PATTERN Cited by 1 source
Tenant-per-application mapping¶
Problem¶
In a large multi-tenant internal platform (observability, storage, compute), each tenant needs to map to some unit of ownership so that:
- Write/read guardrails can be attributed and enforced per tenant.
- Resource consumption can be tracked for capacity planning and eventual chargeback.
- Growth in usage can be traced back to the specific software that caused it.
What should the tenant actually be? Teams? Products? Applications? Services? The answer isn't obvious, and picking wrong creates long-term pain.
Options considered¶
Tenant-per-team (rejected). Team ownership of applications changes frequently — reorgs, product-area migrations, team splits, and hiring shifts mean the mapping is unstable. Every reorg becomes a platform-config migration.
Tenant-per-product (problematic). Products span many services; the signal you get ("product X is bursty") isn't actionable at the infrastructure layer.
Tenant-per-application / per-service (chosen). Applications / services are a more logical and stable grouping:
- Services have long-lived, well-defined owners (even if which team owns them changes).
- Metric growth attributes precisely to specific applications.
- Per-tenant guardrails (ingest rate, series limit, rule count, evaluation interval) map cleanly to per-service limits.
- Foundations are in place for future chargeback — costs can be billed to the service, not to the owning team's headcount.
Airbnb runs this model with ~1,000 services, each a separate tenant, in their in-house metrics storage system. (Source: sources/2026-04-21-airbnb-building-a-fault-tolerant-metrics-storage-system)
Guardrails to expose vs. derive¶
A related sub-decision: when a tenant approaches or exceeds a limit, which knobs do operators expose, and which are derived?
Airbnb's choice — expose series limits, derive everything else (ingestion rate, ingestion burst size). Fewer knobs means:
- Less operator confusion when a tenant hits a limit ("which limit should I bump?").
- Fewer combinations of parameters to support.
- Clear downstream invariant: if a tenant needs more series, they get more ingest capacity proportionally.
Onboarding automation¶
Tenant-per-application only works if onboarding a new tenant is cheap.
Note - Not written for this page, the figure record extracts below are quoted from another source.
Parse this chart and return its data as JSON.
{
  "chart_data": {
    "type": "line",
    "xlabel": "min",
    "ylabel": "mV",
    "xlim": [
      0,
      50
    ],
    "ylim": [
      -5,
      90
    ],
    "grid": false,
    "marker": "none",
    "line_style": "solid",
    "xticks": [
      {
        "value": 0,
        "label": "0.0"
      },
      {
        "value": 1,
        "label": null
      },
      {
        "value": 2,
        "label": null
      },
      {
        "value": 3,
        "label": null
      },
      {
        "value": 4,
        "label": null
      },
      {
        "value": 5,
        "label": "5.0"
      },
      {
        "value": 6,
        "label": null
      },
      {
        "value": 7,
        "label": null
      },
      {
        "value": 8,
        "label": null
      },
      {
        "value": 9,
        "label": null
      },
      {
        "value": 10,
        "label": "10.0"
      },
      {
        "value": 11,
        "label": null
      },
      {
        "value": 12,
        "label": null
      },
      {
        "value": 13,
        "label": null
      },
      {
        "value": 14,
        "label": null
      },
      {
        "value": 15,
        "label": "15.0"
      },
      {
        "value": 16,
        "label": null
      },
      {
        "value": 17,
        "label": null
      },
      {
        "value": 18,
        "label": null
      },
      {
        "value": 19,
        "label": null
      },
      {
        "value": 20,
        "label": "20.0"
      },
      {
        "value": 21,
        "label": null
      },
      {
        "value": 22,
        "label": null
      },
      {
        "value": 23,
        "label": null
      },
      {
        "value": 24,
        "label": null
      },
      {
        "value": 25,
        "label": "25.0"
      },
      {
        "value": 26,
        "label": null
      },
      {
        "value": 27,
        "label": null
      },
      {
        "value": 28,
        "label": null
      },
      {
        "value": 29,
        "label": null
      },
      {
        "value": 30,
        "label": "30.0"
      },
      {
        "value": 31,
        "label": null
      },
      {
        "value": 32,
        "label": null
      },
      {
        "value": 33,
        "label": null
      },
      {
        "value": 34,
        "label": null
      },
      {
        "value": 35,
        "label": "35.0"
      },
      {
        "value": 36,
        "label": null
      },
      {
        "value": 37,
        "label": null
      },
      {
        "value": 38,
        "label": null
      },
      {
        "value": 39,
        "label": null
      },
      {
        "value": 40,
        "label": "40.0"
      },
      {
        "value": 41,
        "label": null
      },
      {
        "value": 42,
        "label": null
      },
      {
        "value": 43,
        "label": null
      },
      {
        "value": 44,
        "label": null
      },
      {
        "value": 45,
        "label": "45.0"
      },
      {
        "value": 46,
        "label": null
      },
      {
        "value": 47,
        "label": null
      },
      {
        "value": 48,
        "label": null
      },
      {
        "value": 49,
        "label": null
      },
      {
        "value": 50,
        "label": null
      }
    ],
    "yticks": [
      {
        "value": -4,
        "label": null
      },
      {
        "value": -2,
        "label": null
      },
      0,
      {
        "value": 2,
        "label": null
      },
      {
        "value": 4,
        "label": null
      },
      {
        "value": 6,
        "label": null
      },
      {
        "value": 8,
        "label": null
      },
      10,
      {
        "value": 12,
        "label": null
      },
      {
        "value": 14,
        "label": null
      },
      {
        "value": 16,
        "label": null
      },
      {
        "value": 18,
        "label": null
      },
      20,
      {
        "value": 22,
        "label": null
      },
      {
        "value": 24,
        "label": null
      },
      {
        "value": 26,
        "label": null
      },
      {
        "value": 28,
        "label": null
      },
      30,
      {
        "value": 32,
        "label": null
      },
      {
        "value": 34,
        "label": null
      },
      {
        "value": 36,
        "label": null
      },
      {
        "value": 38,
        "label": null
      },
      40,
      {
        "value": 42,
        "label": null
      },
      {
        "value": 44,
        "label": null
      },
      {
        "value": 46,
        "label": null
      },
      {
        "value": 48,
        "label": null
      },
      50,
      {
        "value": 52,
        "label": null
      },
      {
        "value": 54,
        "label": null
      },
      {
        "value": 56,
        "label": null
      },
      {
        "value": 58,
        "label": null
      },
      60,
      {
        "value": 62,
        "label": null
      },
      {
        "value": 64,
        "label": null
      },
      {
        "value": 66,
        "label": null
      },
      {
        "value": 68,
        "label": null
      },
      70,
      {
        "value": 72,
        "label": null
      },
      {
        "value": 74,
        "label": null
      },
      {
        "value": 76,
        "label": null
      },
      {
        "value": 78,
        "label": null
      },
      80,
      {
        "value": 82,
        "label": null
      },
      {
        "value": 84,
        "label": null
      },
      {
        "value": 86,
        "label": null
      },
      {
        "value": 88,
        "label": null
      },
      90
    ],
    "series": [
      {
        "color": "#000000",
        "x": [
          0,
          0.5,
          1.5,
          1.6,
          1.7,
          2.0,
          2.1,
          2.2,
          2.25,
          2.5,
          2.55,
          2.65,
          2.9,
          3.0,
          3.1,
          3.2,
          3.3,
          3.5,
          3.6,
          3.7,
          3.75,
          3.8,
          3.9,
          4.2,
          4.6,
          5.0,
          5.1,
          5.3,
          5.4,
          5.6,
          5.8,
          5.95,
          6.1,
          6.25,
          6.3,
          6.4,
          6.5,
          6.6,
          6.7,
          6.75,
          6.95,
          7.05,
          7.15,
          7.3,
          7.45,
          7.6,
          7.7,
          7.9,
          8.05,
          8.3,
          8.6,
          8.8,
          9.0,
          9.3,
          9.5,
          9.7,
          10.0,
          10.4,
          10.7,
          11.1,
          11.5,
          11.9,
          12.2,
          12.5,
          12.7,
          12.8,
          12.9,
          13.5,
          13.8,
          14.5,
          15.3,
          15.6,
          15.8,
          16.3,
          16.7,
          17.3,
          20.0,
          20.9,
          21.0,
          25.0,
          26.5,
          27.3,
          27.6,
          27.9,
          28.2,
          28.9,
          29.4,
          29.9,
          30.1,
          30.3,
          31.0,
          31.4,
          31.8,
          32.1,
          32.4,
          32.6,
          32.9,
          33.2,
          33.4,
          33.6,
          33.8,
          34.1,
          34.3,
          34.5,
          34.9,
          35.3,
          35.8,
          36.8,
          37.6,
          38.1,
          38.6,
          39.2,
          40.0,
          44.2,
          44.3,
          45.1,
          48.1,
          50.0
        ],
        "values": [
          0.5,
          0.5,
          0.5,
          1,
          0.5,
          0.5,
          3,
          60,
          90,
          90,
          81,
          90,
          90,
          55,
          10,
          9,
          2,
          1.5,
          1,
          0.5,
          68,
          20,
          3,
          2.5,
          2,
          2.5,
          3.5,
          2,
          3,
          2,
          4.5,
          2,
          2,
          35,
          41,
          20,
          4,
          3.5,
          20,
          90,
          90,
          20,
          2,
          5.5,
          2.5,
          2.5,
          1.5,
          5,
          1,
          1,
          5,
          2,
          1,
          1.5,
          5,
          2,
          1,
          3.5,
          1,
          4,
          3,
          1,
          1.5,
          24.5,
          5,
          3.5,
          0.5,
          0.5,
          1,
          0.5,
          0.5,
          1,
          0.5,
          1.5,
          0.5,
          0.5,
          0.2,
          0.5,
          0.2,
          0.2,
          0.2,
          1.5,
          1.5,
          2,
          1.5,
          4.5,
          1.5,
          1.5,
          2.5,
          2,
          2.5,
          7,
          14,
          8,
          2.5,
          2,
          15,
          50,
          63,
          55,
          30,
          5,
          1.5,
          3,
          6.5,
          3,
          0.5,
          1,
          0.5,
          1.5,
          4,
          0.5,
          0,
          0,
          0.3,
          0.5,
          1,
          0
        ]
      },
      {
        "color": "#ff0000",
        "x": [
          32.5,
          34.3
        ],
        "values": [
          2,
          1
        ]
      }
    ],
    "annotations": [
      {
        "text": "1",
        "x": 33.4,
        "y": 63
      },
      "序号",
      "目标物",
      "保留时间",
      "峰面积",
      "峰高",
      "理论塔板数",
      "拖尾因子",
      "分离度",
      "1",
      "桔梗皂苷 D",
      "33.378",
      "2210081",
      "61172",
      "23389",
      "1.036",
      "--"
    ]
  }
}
Airbnb built a consolidated control plane that:
- Monitors new service creation → auto-enrolls the service as a tenant.
- Picks up tenant-config changes via a single deployment (no per-component code-change-and-deploy chains).
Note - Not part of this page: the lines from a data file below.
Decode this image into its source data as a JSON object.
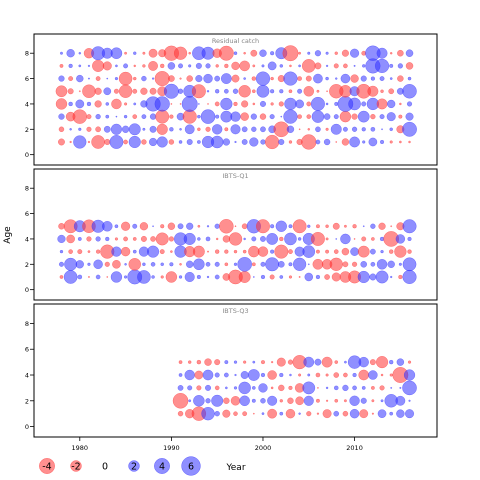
{
  "chart_data": {
    "type": "scatter",
    "subtype": "bubble-residuals",
    "ylabel": "Age",
    "xlabel": "Year",
    "x_ticks": [
      1980,
      1990,
      2000,
      2010
    ],
    "y_ticks": [
      0,
      2,
      4,
      6,
      8
    ],
    "xlim": [
      1975,
      2019
    ],
    "ylim": [
      -0.5,
      9.2
    ],
    "colors": {
      "positive": "#3333ff",
      "negative": "#ff3333"
    },
    "panels": [
      {
        "title": "Residual catch",
        "years": [
          1978,
          2016
        ],
        "ages": [
          1,
          2,
          3,
          4,
          5,
          6,
          7,
          8
        ],
        "seed": 11
      },
      {
        "title": "IBTS-Q1",
        "years": [
          1978,
          2016
        ],
        "ages": [
          1,
          2,
          3,
          4,
          5
        ],
        "seed": 29
      },
      {
        "title": "IBTS-Q3",
        "years": [
          1991,
          2016
        ],
        "ages": [
          1,
          2,
          3,
          4,
          5
        ],
        "seed": 47
      }
    ],
    "legend": {
      "values": [
        -4,
        -2,
        0,
        2,
        4,
        6
      ],
      "labels": [
        "-4",
        "-2",
        "0",
        "2",
        "4",
        "6"
      ]
    }
  }
}
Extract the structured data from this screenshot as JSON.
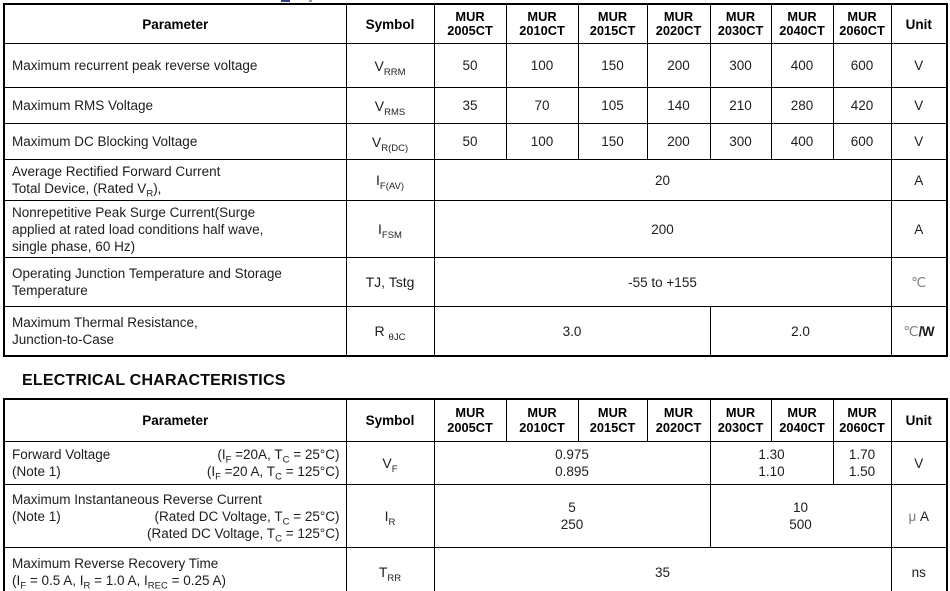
{
  "section2_title": "ELECTRICAL CHARACTERISTICS",
  "headers": {
    "parameter": "Parameter",
    "symbol": "Symbol",
    "unit": "Unit",
    "models": [
      {
        "l1": "MUR",
        "l2": "2005CT"
      },
      {
        "l1": "MUR",
        "l2": "2010CT"
      },
      {
        "l1": "MUR",
        "l2": "2015CT"
      },
      {
        "l1": "MUR",
        "l2": "2020CT"
      },
      {
        "l1": "MUR",
        "l2": "2030CT"
      },
      {
        "l1": "MUR",
        "l2": "2040CT"
      },
      {
        "l1": "MUR",
        "l2": "2060CT"
      }
    ]
  },
  "colors": {
    "border": "#000000",
    "text": "#1d1d1d",
    "degree_grey": "#7d7d7d",
    "remnant_blue": "#33417a"
  },
  "t1": {
    "rows": [
      {
        "param": "Maximum recurrent peak reverse voltage",
        "symbol": [
          {
            "t": "V"
          },
          {
            "s": "RRM"
          }
        ],
        "values": [
          "50",
          "100",
          "150",
          "200",
          "300",
          "400",
          "600"
        ],
        "unit": "V"
      },
      {
        "param": "Maximum RMS Voltage",
        "symbol": [
          {
            "t": "V"
          },
          {
            "s": "RMS"
          }
        ],
        "values": [
          "35",
          "70",
          "105",
          "140",
          "210",
          "280",
          "420"
        ],
        "unit": "V"
      },
      {
        "param": "Maximum DC Blocking Voltage",
        "symbol": [
          {
            "t": "V"
          },
          {
            "s": "R(DC)"
          }
        ],
        "values": [
          "50",
          "100",
          "150",
          "200",
          "300",
          "400",
          "600"
        ],
        "unit": "V"
      },
      {
        "param": [
          {
            "t": "Average Rectified Forward Current"
          },
          {
            "br": true
          },
          {
            "t": "Total Device, (Rated V"
          },
          {
            "s": "R"
          },
          {
            "t": "),"
          }
        ],
        "symbol": [
          {
            "t": "I"
          },
          {
            "s": "F(AV)"
          }
        ],
        "value_all": "20",
        "unit": "A"
      },
      {
        "param": [
          {
            "t": "Nonrepetitive Peak Surge Current(Surge"
          },
          {
            "br": true
          },
          {
            "t": "applied at rated load conditions half wave,"
          },
          {
            "br": true
          },
          {
            "t": "single phase, 60 Hz)"
          }
        ],
        "symbol": [
          {
            "t": "I"
          },
          {
            "s": "FSM"
          }
        ],
        "value_all": "200",
        "unit": "A"
      },
      {
        "param": [
          {
            "t": "Operating Junction Temperature and Storage"
          },
          {
            "br": true
          },
          {
            "t": "Temperature"
          }
        ],
        "symbol": "TJ, Tstg",
        "value_all": "-55 to +155",
        "unit": [
          {
            "t": "℃",
            "c": "deg"
          }
        ]
      },
      {
        "param": [
          {
            "t": "Maximum Thermal Resistance,"
          },
          {
            "br": true
          },
          {
            "t": "Junction-to-Case"
          }
        ],
        "symbol": [
          {
            "t": "R "
          },
          {
            "s": "θJC"
          }
        ],
        "value_left": "3.0",
        "value_right": "2.0",
        "unit": [
          {
            "t": "℃",
            "c": "deg"
          },
          {
            "t": "/W",
            "c": "w"
          }
        ]
      }
    ]
  },
  "t2": {
    "rows": [
      {
        "left1": "Forward Voltage",
        "right1": [
          {
            "t": "(I"
          },
          {
            "s": "F"
          },
          {
            "t": " =20A, T"
          },
          {
            "s": "C"
          },
          {
            "t": " = 25°C)"
          }
        ],
        "left2": "(Note 1)",
        "right2": [
          {
            "t": "(I"
          },
          {
            "s": "F"
          },
          {
            "t": " =20 A, T"
          },
          {
            "s": "C"
          },
          {
            "t": " = 125°C)"
          }
        ],
        "symbol": [
          {
            "t": "V"
          },
          {
            "s": "F"
          }
        ],
        "v14": [
          {
            "t": "0.975"
          },
          {
            "br": true
          },
          {
            "t": "0.895"
          }
        ],
        "v56": [
          {
            "t": "1.30"
          },
          {
            "br": true
          },
          {
            "t": "1.10"
          }
        ],
        "v7": [
          {
            "t": "1.70"
          },
          {
            "br": true
          },
          {
            "t": "1.50"
          }
        ],
        "unit": "V"
      },
      {
        "line1": "Maximum Instantaneous Reverse Current",
        "left2": "(Note 1)",
        "right2": [
          {
            "t": "(Rated DC Voltage, T"
          },
          {
            "s": "C"
          },
          {
            "t": " = 25°C)"
          }
        ],
        "right3": [
          {
            "t": "(Rated DC Voltage, T"
          },
          {
            "s": "C"
          },
          {
            "t": " = 125°C)"
          }
        ],
        "symbol": [
          {
            "t": "I"
          },
          {
            "s": "R"
          }
        ],
        "v14": [
          {
            "t": "5"
          },
          {
            "br": true
          },
          {
            "t": "250"
          }
        ],
        "v57": [
          {
            "t": "10"
          },
          {
            "br": true
          },
          {
            "t": "500"
          }
        ],
        "unit": [
          {
            "t": "μ ",
            "c": "mu"
          },
          {
            "t": "A"
          }
        ]
      },
      {
        "line1": "Maximum Reverse Recovery Time",
        "line2": [
          {
            "t": "(I"
          },
          {
            "s": "F"
          },
          {
            "t": " = 0.5 A, I"
          },
          {
            "s": "R"
          },
          {
            "t": " = 1.0 A, I"
          },
          {
            "s": "REC"
          },
          {
            "t": " = 0.25 A)"
          }
        ],
        "symbol": [
          {
            "t": "T"
          },
          {
            "s": "RR"
          }
        ],
        "value_all": "35",
        "unit": "ns"
      }
    ]
  }
}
Before this control plane, tenant onboarding was "numerous manual steps across multiple components, a series of code changes and deployments, often consuming a lot of time" — which in practice means fewer tenants get onboarded, and the multi-tenant model degrades into effective single-tenancy.
When this pattern fits¶
- Internal platform serving dozens-to-thousands of internal services.
- Stable service identifiers (service name, repo name, or similar).
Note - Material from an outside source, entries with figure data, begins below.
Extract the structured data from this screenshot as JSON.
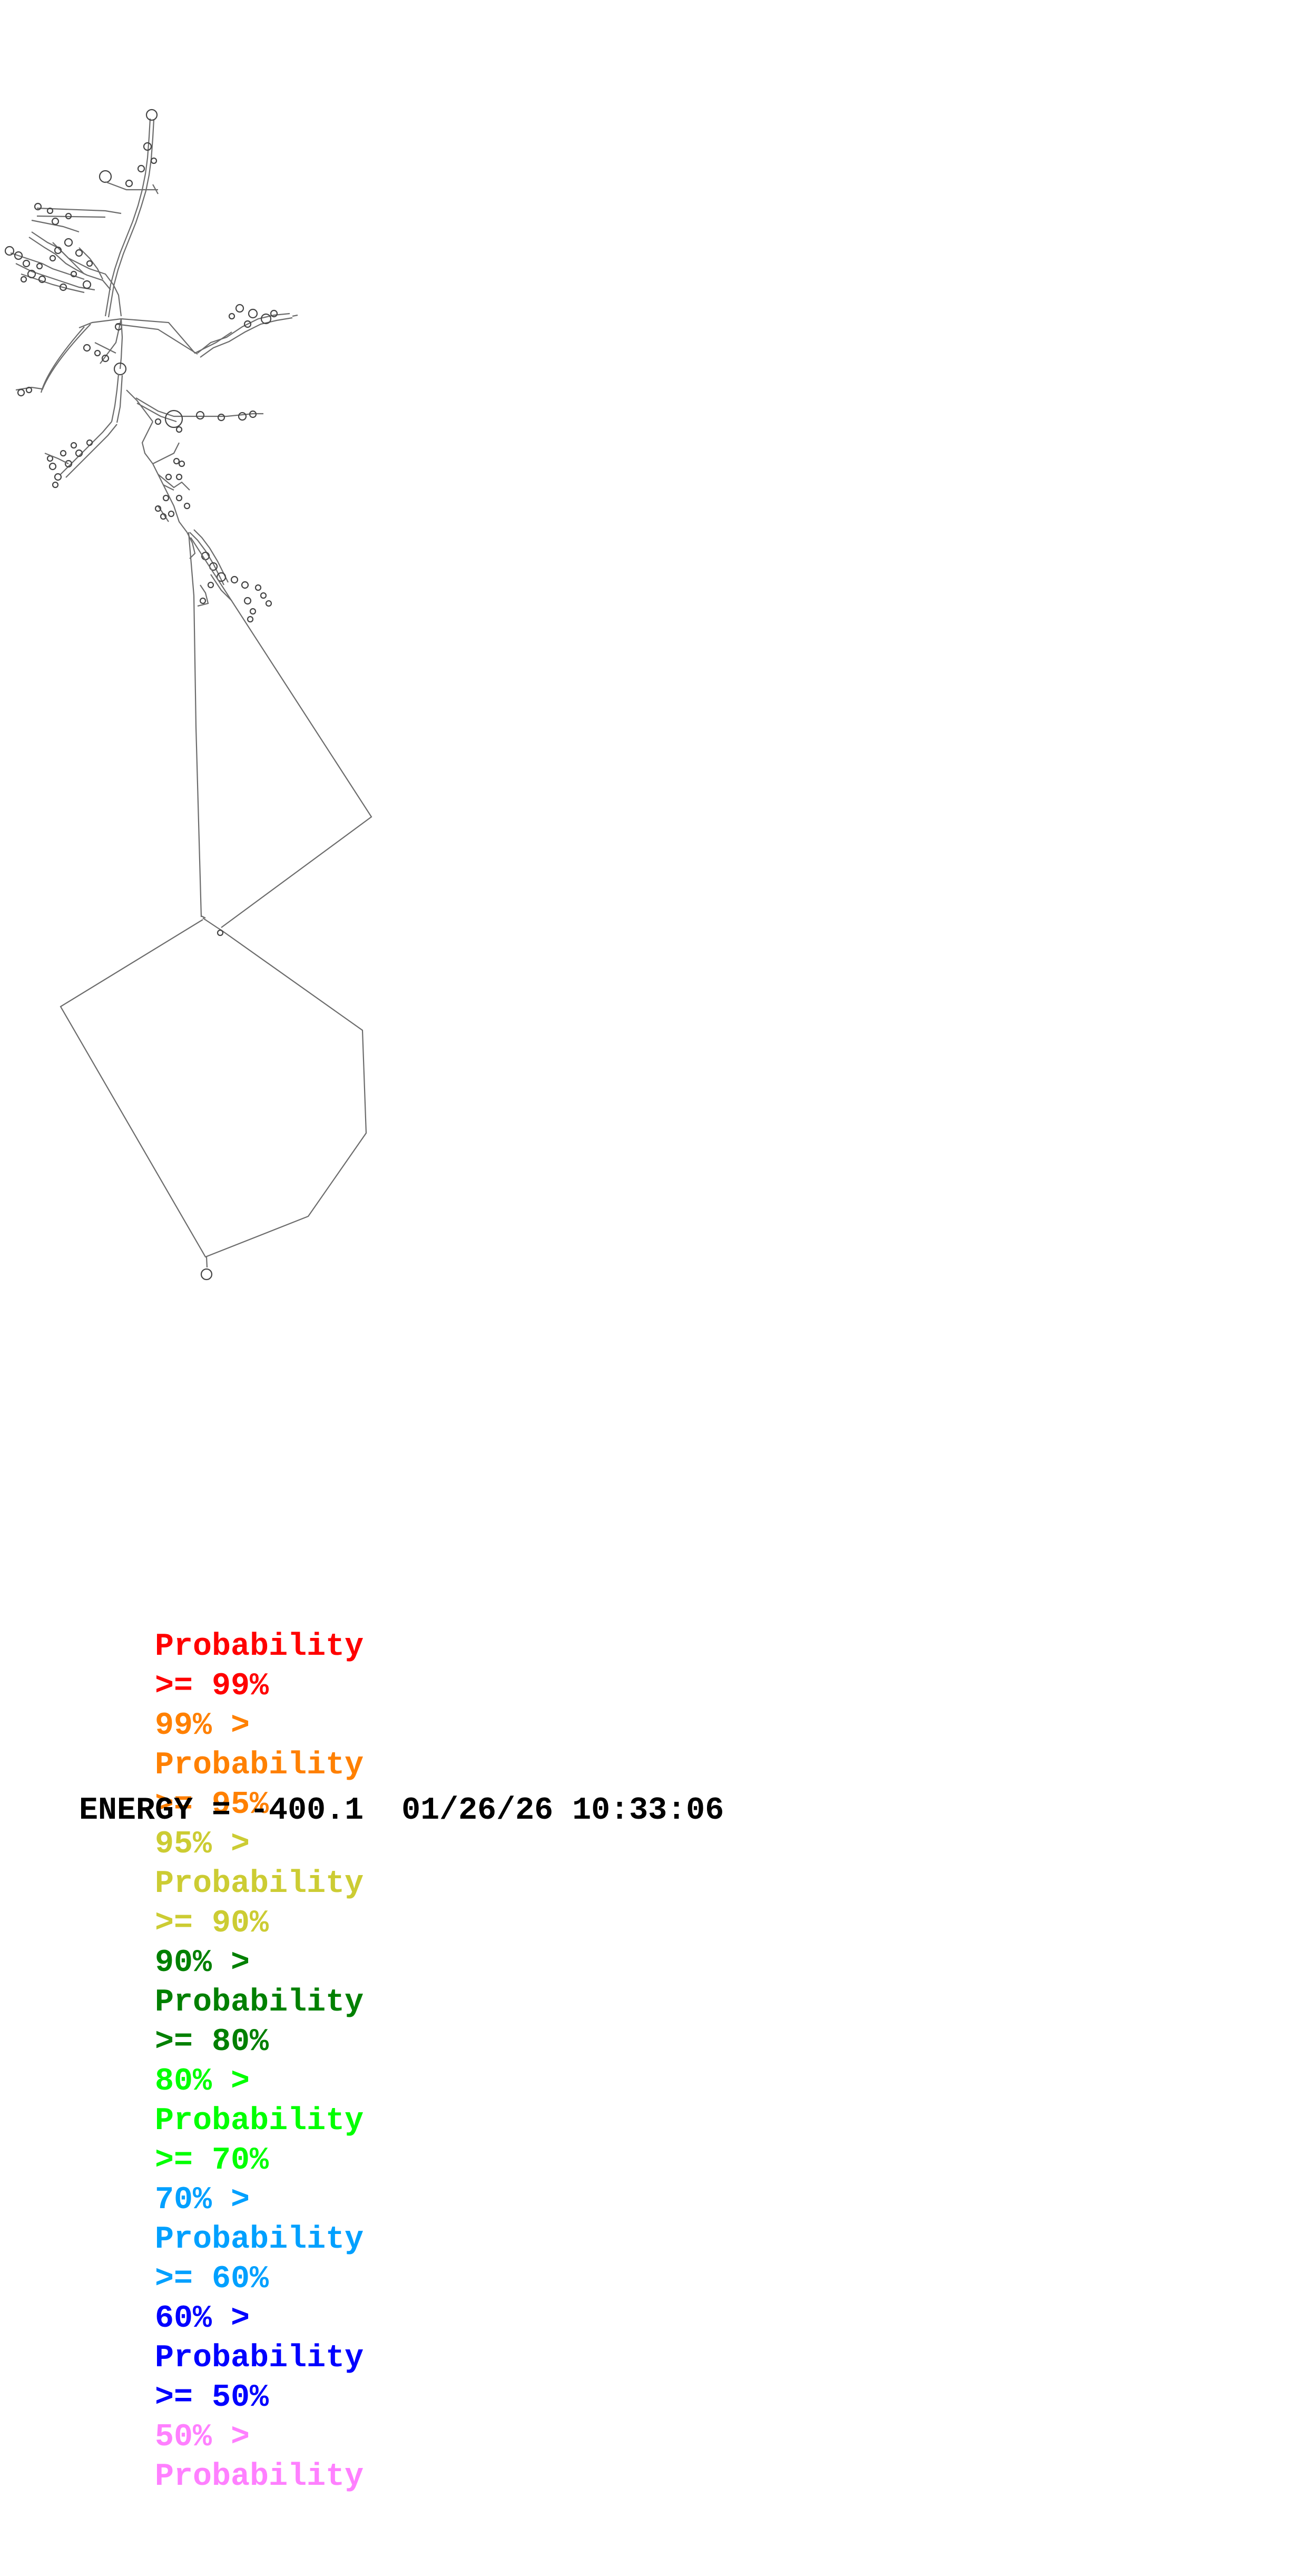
{
  "legend": {
    "rows": [
      {
        "prefix": "",
        "label": "Probability",
        "suffix": ">= 99%",
        "color": "#ff0000"
      },
      {
        "prefix": "99% >",
        "label": "Probability",
        "suffix": ">= 95%",
        "color": "#ff8000"
      },
      {
        "prefix": "95% >",
        "label": "Probability",
        "suffix": ">= 90%",
        "color": "#cccc33"
      },
      {
        "prefix": "90% >",
        "label": "Probability",
        "suffix": ">= 80%",
        "color": "#008000"
      },
      {
        "prefix": "80% >",
        "label": "Probability",
        "suffix": ">= 70%",
        "color": "#00ff00"
      },
      {
        "prefix": "70% >",
        "label": "Probability",
        "suffix": ">= 60%",
        "color": "#00a0ff"
      },
      {
        "prefix": "60% >",
        "label": "Probability",
        "suffix": ">= 50%",
        "color": "#0000ff"
      },
      {
        "prefix": "50% >",
        "label": "Probability",
        "suffix": "",
        "color": "#ff80ff"
      }
    ]
  },
  "footer": {
    "energy": "ENERGY = -400.1",
    "timestamp": "01/26/26 10:33:06"
  },
  "structure": {
    "line_color": "#6b6b6b"
  }
}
- Cost-attribution / chargeback is a goal — or will be.
- Guardrails are meaningful at the service level (series / QPS / storage per service is a useful bound).
When it doesn't fit¶
- Customer-facing SaaS — tenant is the customer, not an internal service.
- Very few services / one monolith — nothing to attribute to.
- Shared infrastructure services where many teams write to the same logical component (the "one big service everyone dumps metrics into" anti-pattern); here the service isn't a meaningful unit of attribution.
Seen in¶
- sources/2026-04-21-airbnb-building-a-fault-tolerant-metrics-storage-system — Airbnb's observability storage system uses tenant-per-service across ~1,000 services; exposes series limits, derives ingest rate; auto-onboards new tenants via a consolidated control plane.